However, in the letters Mr. Huber wrote to USDA, it was not the USDA laws that were cited, but NIH’s Public Health Service Policy – which regulates animal care in NIH-funded labs – which were violated.

USDA, which was also informed about the incidents, later did an on-site inspection at Pitt on July 8, and found “No non-compliant items [were] identified during this inspection,” according to its inspection reports.

Though Mr. Zwick maintains that there were no violations of USDA regulations or the Animal Welfare Act, Mr. Budkie’s complaint asks USDA to find Pitt in violation of the Animal Welfare Act.

The reason for that, Mr. Budkie said in an interview, is that “The Animal Welfare Act is very similar to the Public Health Service Policy. You virtually can’t violate one without violating the other, and Pitt already admitted it violated the Public Health Service Policy.”

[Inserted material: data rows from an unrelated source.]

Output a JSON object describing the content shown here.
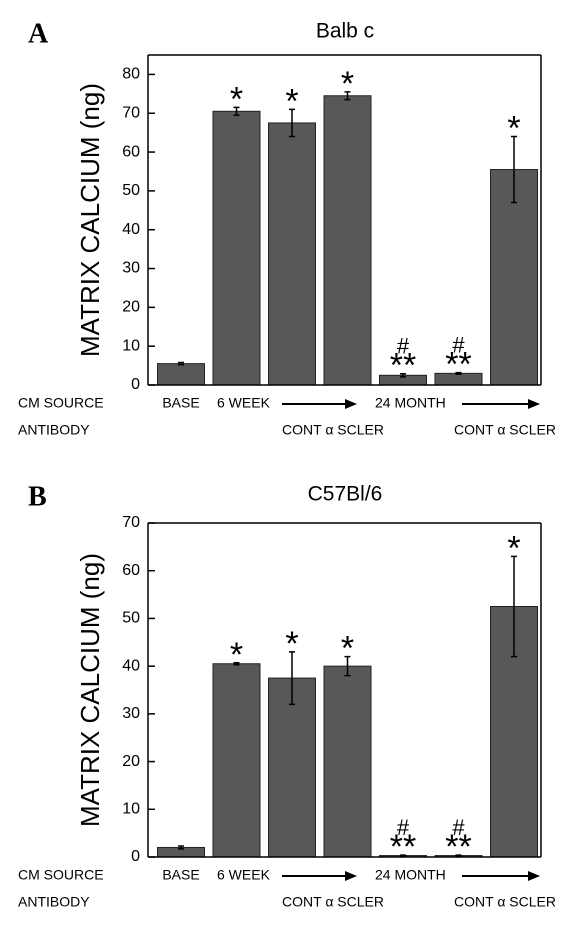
{
  "chart_data": [
    {
      "type": "bar",
      "panel_label": "A",
      "title": "Balb c",
      "y_label": "MATRIX CALCIUM (ng)",
      "categories": [
        null,
        null,
        null,
        null,
        null,
        null,
        null
      ],
      "values": [
        5.5,
        70.5,
        67.5,
        74.5,
        2.5,
        3,
        55.5
      ],
      "errors": [
        0.3,
        1,
        3.5,
        1,
        0.4,
        0.2,
        8.5
      ],
      "color": "#585858",
      "ylim": [
        0,
        85
      ],
      "yticks": [
        0,
        10,
        20,
        30,
        40,
        50,
        60,
        70,
        80
      ],
      "annotations": [
        null,
        "*",
        "*",
        "*",
        "**",
        "**",
        "*"
      ],
      "annotations_hash": [
        null,
        null,
        null,
        null,
        "#",
        "#",
        null
      ],
      "row_labels": [
        "CM SOURCE",
        "ANTIBODY"
      ],
      "source_groups": [
        "BASE",
        "6 WEEK",
        "24 MONTH"
      ],
      "antibody_groups": [
        "CONT α SCLER",
        "CONT α SCLER"
      ]
    },
    {
      "type": "bar",
      "panel_label": "B",
      "title": "C57Bl/6",
      "y_label": "MATRIX CALCIUM (ng)",
      "categories": [
        null,
        null,
        null,
        null,
        null,
        null,
        null
      ],
      "values": [
        2,
        40.5,
        37.5,
        40,
        0.3,
        0.3,
        52.5
      ],
      "errors": [
        0.3,
        0.2,
        5.5,
        2,
        0.1,
        0.1,
        10.5
      ],
      "color": "#585858",
      "ylim": [
        0,
        70
      ],
      "yticks": [
        0,
        10,
        20,
        30,
        40,
        50,
        60,
        70
      ],
      "annotations": [
        null,
        "*",
        "*",
        "*",
        "**",
        "**",
        "*"
      ],
      "annotations_hash": [
        null,
        null,
        null,
        null,
        "#",
        "#",
        null
      ],
      "row_labels": [
        "CM SOURCE",
        "ANTIBODY"
      ],
      "source_groups": [
        "BASE",
        "6 WEEK",
        "24 MONTH"
      ],
      "antibody_groups": [
        "CONT α SCLER",
        "CONT α SCLER"
      ]
    }
  ]
}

Mr. Budkie said that past complaints from SAEN against other labs have resulted in fines, but it could take some time before USDA responds to his complaint against Pitt.

There have been other incidents in Pitt’s lab involving unregulated species - rats and mice - in recent years, Mr. Budkie noted, based on additional federal records SAEN obtained:

• At some point before December 22, 2018, two mice died after staff forgot to provide them with food;

• On May 17, 2019, four mice died after staff forgot to replace their water bottle;

• On May 21, 2019, 10 rats died after a staff member turned off an alarm that sounded indicating low oxygen level in a cage, but the staff member did not tell the animal care staff about the alarm.

“What these other cases show is that the issues with non-human primates are not unique in this lab,” Mr. Budkie said.